| Komisi C DPRD Kabupaten Madiun saat menggelar rapat dengar pendapat (RDP) bersama RSUD Caruban, Rabu (11/4/2026). Foto: Dodik |
Madiun, MDNtimes.id -DPRD Kabupaten Madiun melalui Komisi C menggelar rapat dengar pendapat (RDP) bersama RSUD Caruban, RSUD Dolopo, Perumda Air Minum Tirta Dharma Purabaya dan Bank Daerah Kabupaten Madiun, Rabu (11/3/2026).
Forum tersebut sebagai bagian dari proses sinkronisasi Laporan Keterangan Pertanggungjawaban (LKPJ) Bupati Madiun tahun 2025. Dan juga dimanfaatkan untuk mengevaluasi capaian kinerja dalam pelaksanaan program selama satu tahun anggaran terakhir.
Hasil rapat dengar pendapat yang digelar DPRD Kabupaten Madiun itu nantinya akan dijadikan bahan pembahasan lebih lanjut dalam rapat panitia khusus (pansus) LKPJ 2025. Selain itu, juga akan menjadi rujukan bagi fraksi-fraksi di legislatif dalam menyusun tanggapan resmi terhadap laporan kepala daerah.
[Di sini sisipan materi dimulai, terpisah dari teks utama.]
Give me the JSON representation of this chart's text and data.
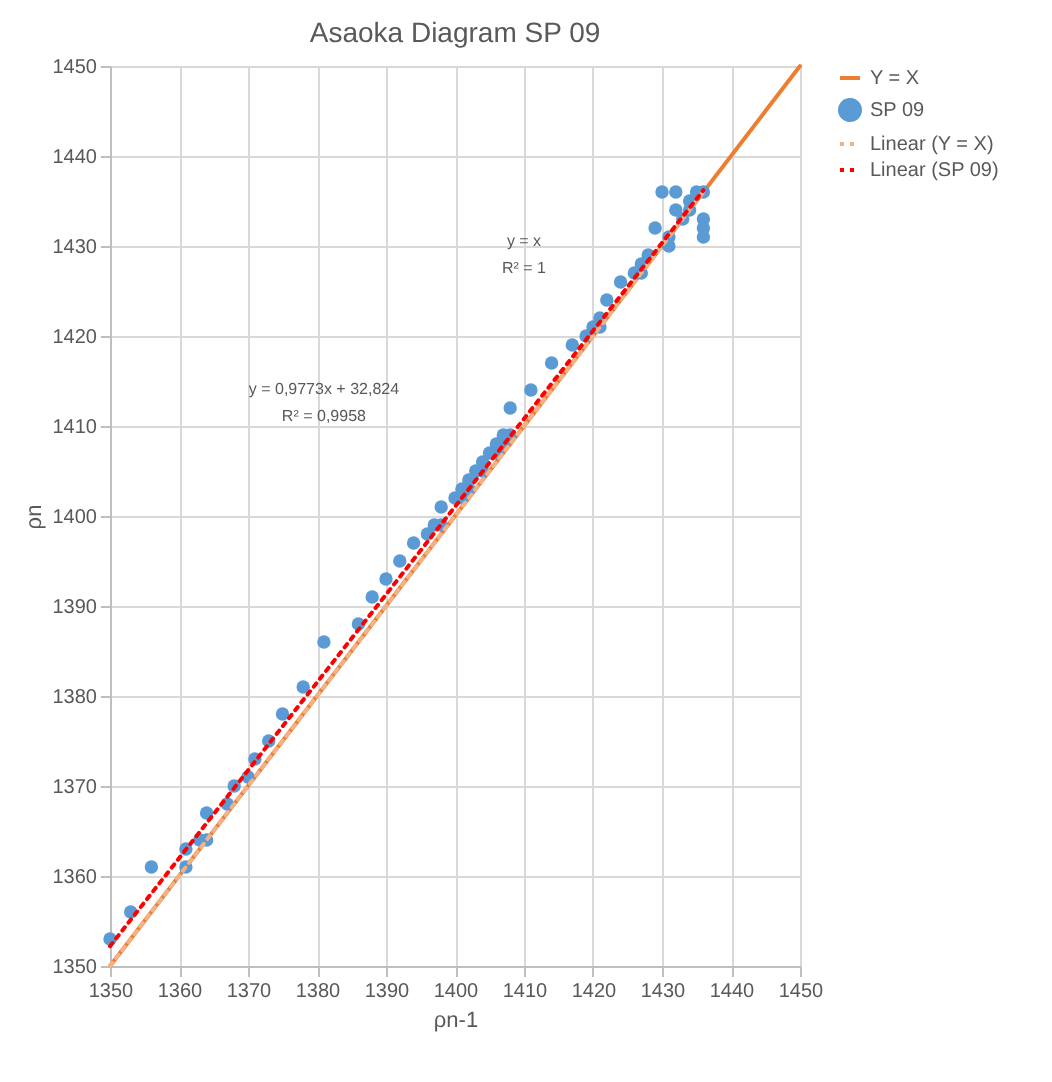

Ketua Komisi C, DPRD Kabupaten Madiun Rudi Triswahono, menyampaikan apresiasinya kepada RSUD Caruban. Pasalnya, sepanjang tahun 2025 RSUD Caruban menunjukan kinerja yang positif. Hal itu dilihat dari LKPJ yang dibeberkan saat RDP tersebut.
"Hari ini yang menarik justru di RSUD Caruban. Di situasi seperti saat ini banyak kemajuan yang bisa dicapai," ujar Rudi, saat ditemui usai menggelar RDP.
Capaian itu, diantaranya jumlah pasien yang berobat di RSUD Caruban meningkat. Sehingga penghasilan rumah sakit tersebut juga mengalami kenaikan. hal itu menunjukan kepercayaan masyarakat ke RSUD Caruban sangat tinggi.
"Capaian itu seperti Jumlah pasien naik, baik rawat jalan, pasien IGD maupun pasien rawat inap. Sehingga pendapatan RSUD Caruban bisa naik cukup signifikan. Dari rencana Rp 95 milyar jadi Rp 109 milyar," jelasnya.
Rudi berharap capaian RSUD Caruban itu tidak berhenti di tahun 2025. Legislator PDI Perjuangan itu meminta pelayanan yang sudah baik itu terus ditingkatkan agar RSUD Caruban menjadi rumah sakit jujugan masyarakat Madiun dan sekitarnya.